As for what you said just above, it seems to me that the accused would have as much reason as the accuser to want to avoid the Ordeal. It was nasty for all. Mutually probable destruction might provide a deterrent. Also, if the accused survived, the accuser had everything to lose, literally, besides life. The accused would often receive the accuser's property (again, it memory serves).
Posted by: Alan Lenzi | April 09, 2010 at 12:25 PM
I knew that both the accuser and the accused are known in some instances to be called on to undergo the ordeal together. But in the stuff I have handy in my study, it is not clear whether that seems to be the norm, based on documentation in hand.
But I'm sure you're right: where that was the case, MAD (mutually assured destruction) forced the conflict to be handled in more diplomatic ways.

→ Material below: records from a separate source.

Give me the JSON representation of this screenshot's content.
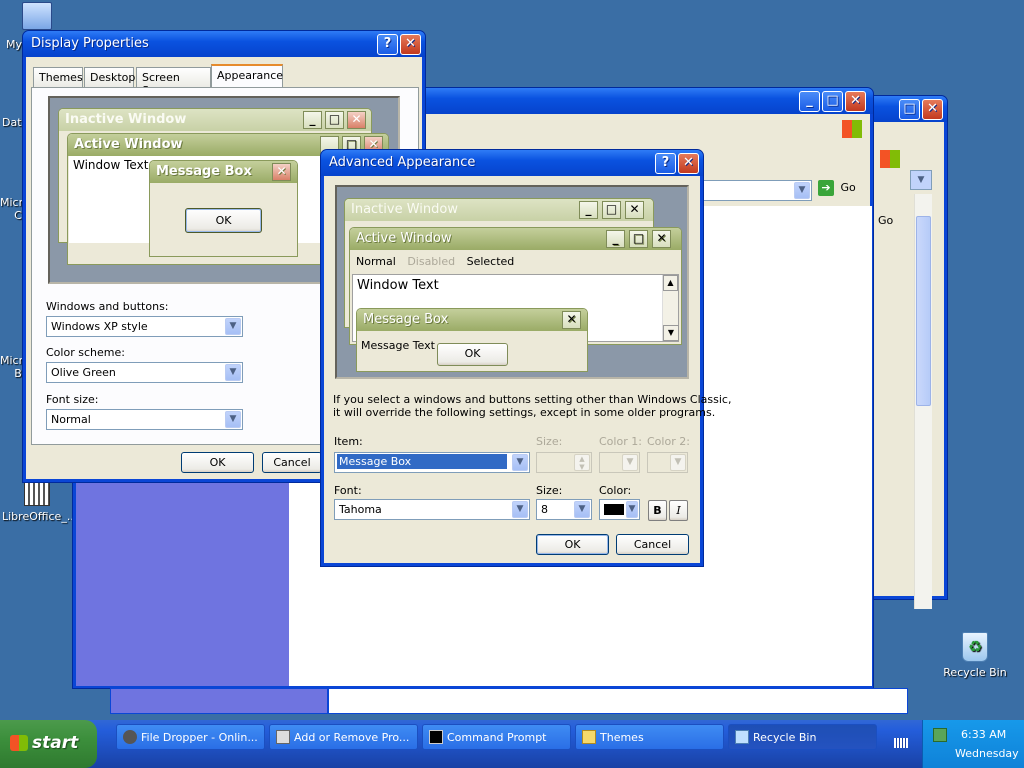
{
  "desktop_icons": {
    "my": "My",
    "data": "Data",
    "micro1a": "Micro",
    "micro1b": "C",
    "micro2a": "Micro",
    "micro2b": "B",
    "libreoffice": "LibreOffice_...",
    "recycle": "Recycle Bin"
  },
  "bg_window": {
    "go_label": "Go",
    "go_label2": "Go"
  },
  "display_properties": {
    "title": "Display Properties",
    "help": "?",
    "close": "✕",
    "tabs": [
      "Themes",
      "Desktop",
      "Screen Saver",
      "Appearance"
    ],
    "preview": {
      "inactive_title": "Inactive Window",
      "active_title": "Active Window",
      "window_text": "Window Text",
      "message_box_title": "Message Box",
      "ok": "OK"
    },
    "windows_buttons_label": "Windows and buttons:",
    "windows_buttons_value": "Windows XP style",
    "color_scheme_label": "Color scheme:",
    "color_scheme_value": "Olive Green",
    "font_size_label": "Font size:",
    "font_size_value": "Normal",
    "ok": "OK",
    "cancel": "Cancel"
  },
  "advanced_appearance": {
    "title": "Advanced Appearance",
    "help": "?",
    "close": "✕",
    "preview": {
      "inactive_title": "Inactive Window",
      "active_title": "Active Window",
      "menu_normal": "Normal",
      "menu_disabled": "Disabled",
      "menu_selected": "Selected",
      "window_text": "Window Text",
      "message_box_title": "Message Box",
      "message_text": "Message Text",
      "ok": "OK"
    },
    "info_line1": "If you select a windows and buttons setting other than Windows Classic,",
    "info_line2": "it will override the following settings, except in some older programs.",
    "item_label": "Item:",
    "item_value": "Message Box",
    "size_label": "Size:",
    "color1_label": "Color 1:",
    "color2_label": "Color 2:",
    "font_label": "Font:",
    "font_value": "Tahoma",
    "font_size_label": "Size:",
    "font_size_value": "8",
    "color_label": "Color:",
    "color_value": "#000000",
    "bold": "B",
    "italic": "I",
    "ok": "OK",
    "cancel": "Cancel"
  },
  "taskbar": {
    "start": "start",
    "tasks": [
      "File Dropper - Onlin...",
      "Add or Remove Pro...",
      "Command Prompt",
      "Themes",
      "Recycle Bin"
    ],
    "time": "6:33 AM",
    "day": "Wednesday"
  }
}
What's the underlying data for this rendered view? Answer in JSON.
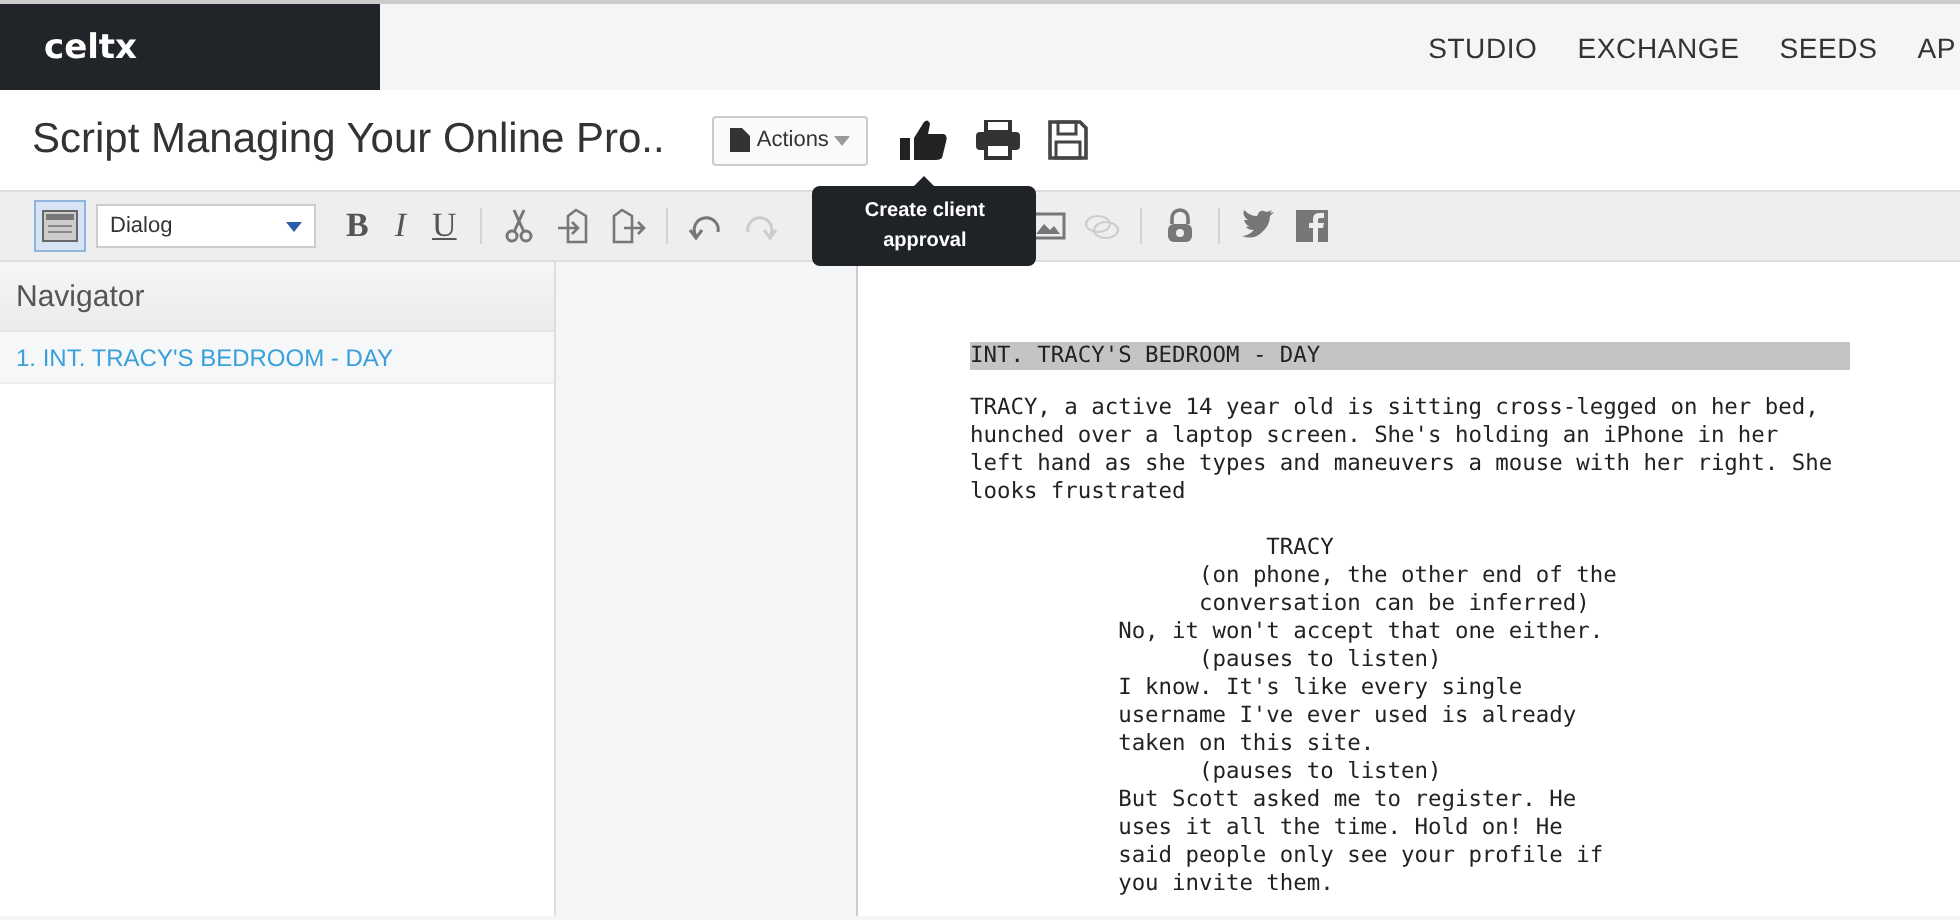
{
  "topbar": {
    "logo": "celtx",
    "nav": [
      {
        "label": "STUDIO"
      },
      {
        "label": "EXCHANGE"
      },
      {
        "label": "SEEDS"
      },
      {
        "label": "AP"
      }
    ]
  },
  "title_bar": {
    "title": "Script Managing Your Online Pro..",
    "actions_label": "Actions",
    "tooltip": "Create client approval"
  },
  "toolbar": {
    "layout_toggle_on": true,
    "style_select": "Dialog",
    "format_buttons": [
      {
        "label": "B",
        "kind": "bold"
      },
      {
        "label": "I",
        "kind": "italic"
      },
      {
        "label": "U",
        "kind": "underline"
      }
    ],
    "tools": [
      {
        "kind": "cut",
        "disabled": false
      },
      {
        "kind": "insert",
        "disabled": false
      },
      {
        "kind": "export",
        "disabled": false
      },
      {
        "kind": "sep"
      },
      {
        "kind": "undo",
        "disabled": false
      },
      {
        "kind": "redo",
        "disabled": true
      },
      {
        "kind": "gap"
      },
      {
        "kind": "image",
        "disabled": false
      },
      {
        "kind": "comment",
        "disabled": true
      },
      {
        "kind": "sep"
      },
      {
        "kind": "lock",
        "disabled": false
      },
      {
        "kind": "sep"
      },
      {
        "kind": "twitter",
        "disabled": false
      },
      {
        "kind": "facebook",
        "disabled": false
      }
    ]
  },
  "navigator": {
    "title": "Navigator",
    "items": [
      {
        "label": "1. INT. TRACY'S BEDROOM - DAY",
        "selected": true
      }
    ]
  },
  "script": [
    {
      "kind": "heading",
      "lines": [
        "INT. TRACY'S BEDROOM - DAY"
      ]
    },
    {
      "kind": "action",
      "lines": [
        "TRACY, a active 14 year old is sitting cross-legged on her bed,",
        "hunched over a laptop screen. She's holding an iPhone in her",
        "left hand as she types and maneuvers a mouse with her right. She",
        "looks frustrated"
      ]
    },
    {
      "kind": "character",
      "lines": [
        "TRACY"
      ]
    },
    {
      "kind": "parenthetical",
      "lines": [
        "(on phone, the other end of the",
        "conversation can be inferred)"
      ]
    },
    {
      "kind": "dialogue",
      "lines": [
        "No, it won't accept that one either."
      ]
    },
    {
      "kind": "parenthetical",
      "lines": [
        "(pauses to listen)"
      ]
    },
    {
      "kind": "dialogue",
      "lines": [
        "I know. It's like every single",
        "username I've ever used is already",
        "taken on this site."
      ]
    },
    {
      "kind": "parenthetical",
      "lines": [
        "(pauses to listen)"
      ]
    },
    {
      "kind": "dialogue",
      "lines": [
        "But Scott asked me to register. He",
        "uses it all the time. Hold on! He",
        "said people only see your profile if",
        "you invite them."
      ]
    }
  ]
}
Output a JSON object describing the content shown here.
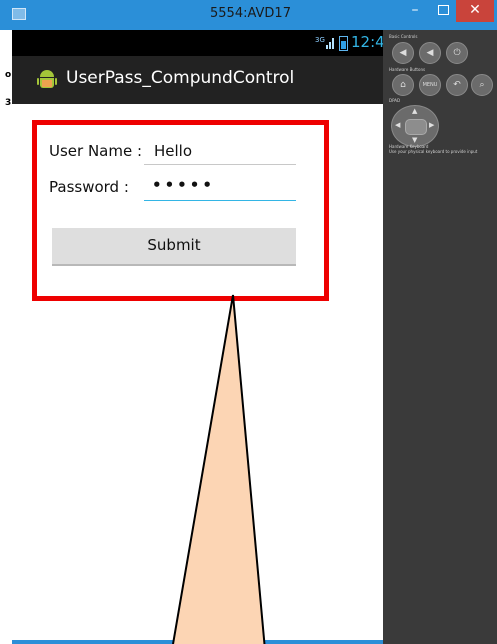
{
  "window": {
    "title": "5554:AVD17",
    "minimize_glyph": "–",
    "close_glyph": "✕",
    "left_strip_chars": [
      "o",
      "3"
    ],
    "colors": {
      "frame": "#2b8fd8",
      "close": "#c9443b"
    }
  },
  "device": {
    "status_bar": {
      "network": "3G",
      "time": "12:48"
    },
    "action_bar": {
      "title": "UserPass_CompundControl",
      "icon": "android-icon"
    },
    "form": {
      "username_label": "User Name :",
      "username_value": "Hello",
      "password_label": "Password :",
      "password_value": "•••••",
      "submit_label": "Submit",
      "highlight_color": "#ee0000"
    }
  },
  "callout": {
    "fill": "#fcd5b4",
    "stroke": "#000000"
  },
  "controls_panel": {
    "basic_controls_label": "Basic Controls",
    "hardware_buttons_label": "Hardware Buttons",
    "dpad_label": "DPAD",
    "keyboard_label_1": "Hardware Keyboard",
    "keyboard_label_2": "Use your physical keyboard to provide input",
    "menu_label": "MENU",
    "volume_down_icon": "volume-down-icon",
    "volume_up_icon": "volume-up-icon",
    "power_icon": "power-icon",
    "home_icon": "home-icon",
    "back_icon": "back-icon",
    "search_icon": "search-icon"
  }
}
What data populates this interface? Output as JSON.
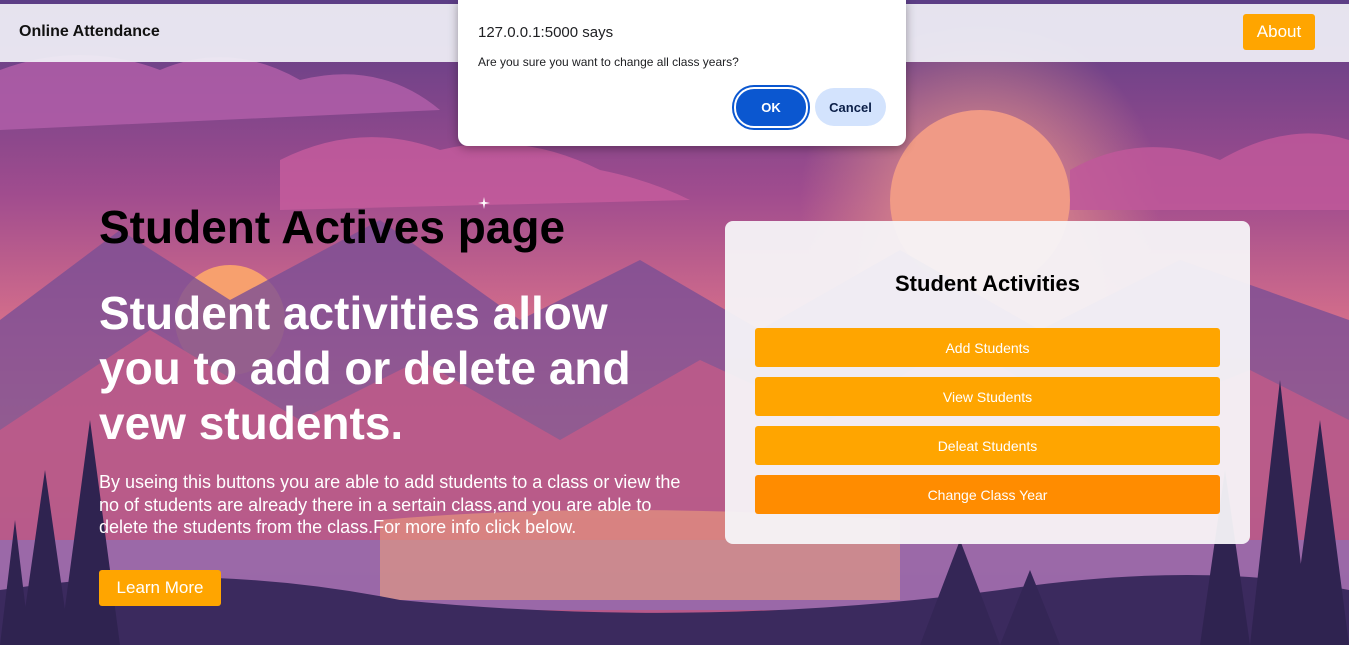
{
  "navbar": {
    "brand": "Online Attendance",
    "about_label": "About"
  },
  "hero": {
    "title": "Student Actives page",
    "subtitle": "Student activities allow you to add or delete and vew students.",
    "description": "By useing this buttons you are able to add students to a class or view the no of students are already there in a sertain class,and you are able to delete the students from the class.For more info click below.",
    "learn_more_label": "Learn More"
  },
  "card": {
    "title": "Student Activities",
    "buttons": [
      {
        "label": "Add Students"
      },
      {
        "label": "View Students"
      },
      {
        "label": "Deleat Students"
      },
      {
        "label": "Change Class Year"
      }
    ]
  },
  "dialog": {
    "title": "127.0.0.1:5000 says",
    "message": "Are you sure you want to change all class years?",
    "ok_label": "OK",
    "cancel_label": "Cancel"
  },
  "colors": {
    "accent": "#ffa500",
    "accent_hover": "#ff8c00",
    "dialog_primary": "#0b57d0",
    "dialog_secondary": "#d3e3fd"
  }
}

Posted by: JohnFH | April 09, 2010 at 01:08 PM
I believe that Trial by Ordeal is integrated into Bryan Estelle's book on Jonah:
http://www.wtsbooks.com/product-exec/product_id/4112/nm/Salvation+Through+Judgment+and+Mercy:+The+Gospel+According+to+Jonah
Will you post this bibliography for us when you're done? It certainly is a rich topic. Thanks!
Posted by: AJM | April 11, 2010 at 02:49 AM
I certainly will. I have had many suggestions sent in, online and off, and won't get to it immediately.